Ero al Wordcamp 2009, per assistere alla tavola rotonda fra giornalisti e bloggers.

C’era già stata un’anteprima su Friendfeed (vedi minimarketing).

Ad un certo punto Marcello Foa (La Stampa), che fino a quel momento diceva cose intelligenti e condivisibili, ha tirato fuori l’argomento delle statistiche: “cosa parliamo a fare di contenuti tanto poi le pagine più cliccate sono quelle del grande fratello/noemi/veline”.

E’ la variante del più comune “il pubblico vuole merda, diamogli merda”.

Non ho fatto in tempo a intervenire perché lo spazio per le domande era poco e le domande molte.
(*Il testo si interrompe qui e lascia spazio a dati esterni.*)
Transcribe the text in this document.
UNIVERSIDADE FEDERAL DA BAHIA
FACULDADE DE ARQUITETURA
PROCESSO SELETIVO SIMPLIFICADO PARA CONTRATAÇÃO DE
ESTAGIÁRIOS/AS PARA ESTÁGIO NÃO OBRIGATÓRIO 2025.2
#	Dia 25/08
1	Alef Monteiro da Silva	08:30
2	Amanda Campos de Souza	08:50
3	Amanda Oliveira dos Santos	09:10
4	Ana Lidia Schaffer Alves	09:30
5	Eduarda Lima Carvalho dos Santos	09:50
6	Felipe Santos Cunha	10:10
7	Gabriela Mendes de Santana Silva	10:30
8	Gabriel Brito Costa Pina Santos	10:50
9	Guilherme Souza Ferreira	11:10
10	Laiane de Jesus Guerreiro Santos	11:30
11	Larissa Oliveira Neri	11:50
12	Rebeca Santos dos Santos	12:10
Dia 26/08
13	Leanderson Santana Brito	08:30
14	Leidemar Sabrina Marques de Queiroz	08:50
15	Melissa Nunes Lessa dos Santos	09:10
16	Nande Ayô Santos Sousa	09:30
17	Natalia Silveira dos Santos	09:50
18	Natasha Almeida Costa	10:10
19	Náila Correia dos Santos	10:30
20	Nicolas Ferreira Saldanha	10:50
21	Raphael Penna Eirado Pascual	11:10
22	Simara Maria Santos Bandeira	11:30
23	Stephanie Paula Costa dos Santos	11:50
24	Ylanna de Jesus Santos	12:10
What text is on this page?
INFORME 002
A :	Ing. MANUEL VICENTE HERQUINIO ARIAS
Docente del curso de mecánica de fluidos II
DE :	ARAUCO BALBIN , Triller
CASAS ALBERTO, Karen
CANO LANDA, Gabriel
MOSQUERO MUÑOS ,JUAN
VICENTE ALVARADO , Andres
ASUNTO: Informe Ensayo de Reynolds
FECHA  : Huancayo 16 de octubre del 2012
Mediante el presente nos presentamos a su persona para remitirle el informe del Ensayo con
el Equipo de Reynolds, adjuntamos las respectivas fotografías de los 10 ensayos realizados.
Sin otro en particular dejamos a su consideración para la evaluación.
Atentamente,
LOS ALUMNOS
Al posto mio è intervenuto un ragazzo che ha spiegato che se muore Il Foglio (5mila copie la tiratura) ci saranno persone disperate che non potranno sopravvivere. Altro mal non venga, ho pensato.

Mi sarebbe piaciuto ribattere dicendo che

  • ci clicchiamo, ma non vuol dire che ci piace
  • “gli uomini si assomigliano molto nelle loro emozioni primordiali, e si differenziano molto nei loro interessi culturali. Chi è costretto a fare grandi numeri, gli basta essere volgare” (Foster Wallace citato da Gaspar Torriero qui)

Ma non ascoltavano Gaspar Torriero seduto sul palco insieme a loro, figuriamoci se avrebbero ascoltato me.